Despite its name, Pinto Bean Salsa Salad (pictured above) is more than just a condiment. Instead, it’s a chunky, spicy and colorful combination that’s good even without a tortilla chip.
Some of the best no-cook sides just take some avid knife work. Take the Tomato, Onion and Cucumber Salad. After slicing the ingredients up, all there’s left to do is toss in an easy red-wine vinaigrette.
The inventor of the soup-and-salad combo was really onto something. Soup works so well as a side that you can’t let the warmer weather stop you this summer. Tyler’s refreshing Watermelon Gazpacho ensures your side-of-soup ways will stay in play this summer.

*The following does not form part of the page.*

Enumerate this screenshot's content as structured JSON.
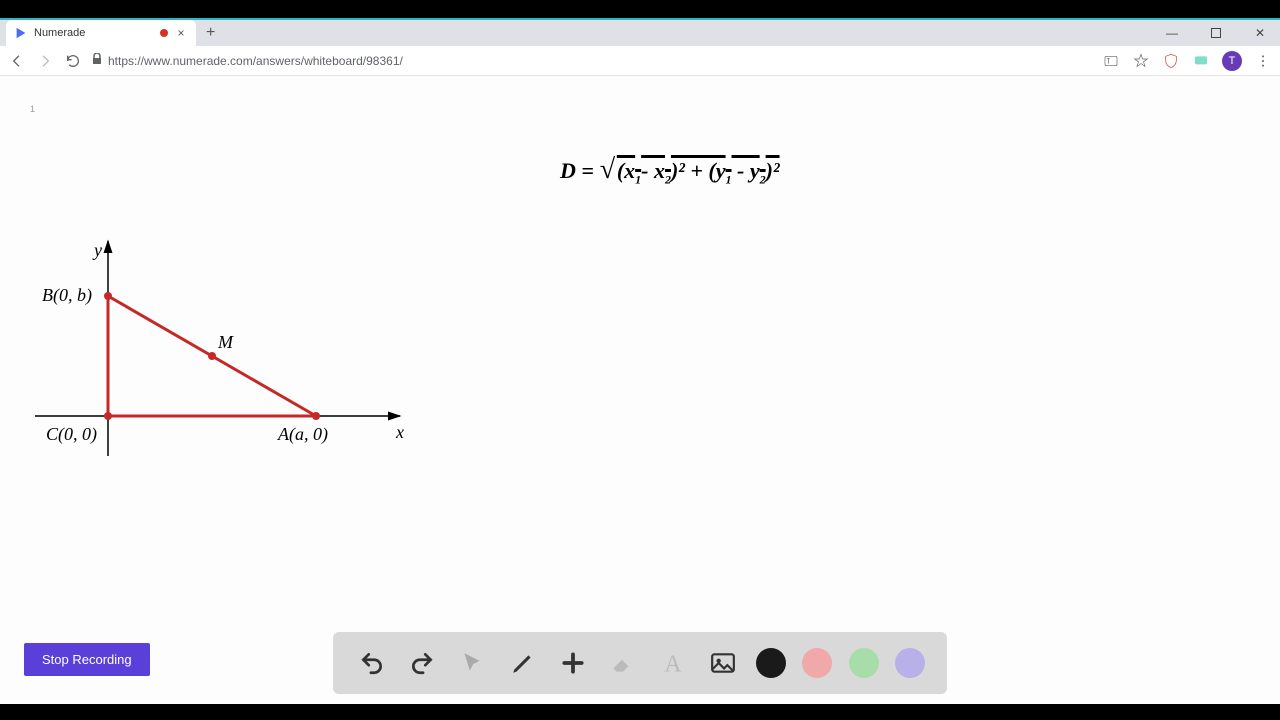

Turn to your mandoline for a fruity No-Cook Beet-Orange Salad by Food Network Magazine. Alongside a more savory main, it’s a great way to put the last of those extra-juicy in-season oranges to use.
With the help of your vegetable peeler, you can turn Carrot, Date and Feta Salad into the most elegant no-cook side of all. Despite their ethereal wispiness, the long, shaved carrots keep their crunch thanks to this winning dinner-party trick.
Rather than clinging to lettuce for a dose of green, Bobby tosses his light and healthy Zucchini Salad with fresh flat-leaf parsley, basil and mint leaves.
It’ll be backyard barbecue season in no time. Alex’s Tomato and Watermelon Salad embodies the bounty of summer in every bite.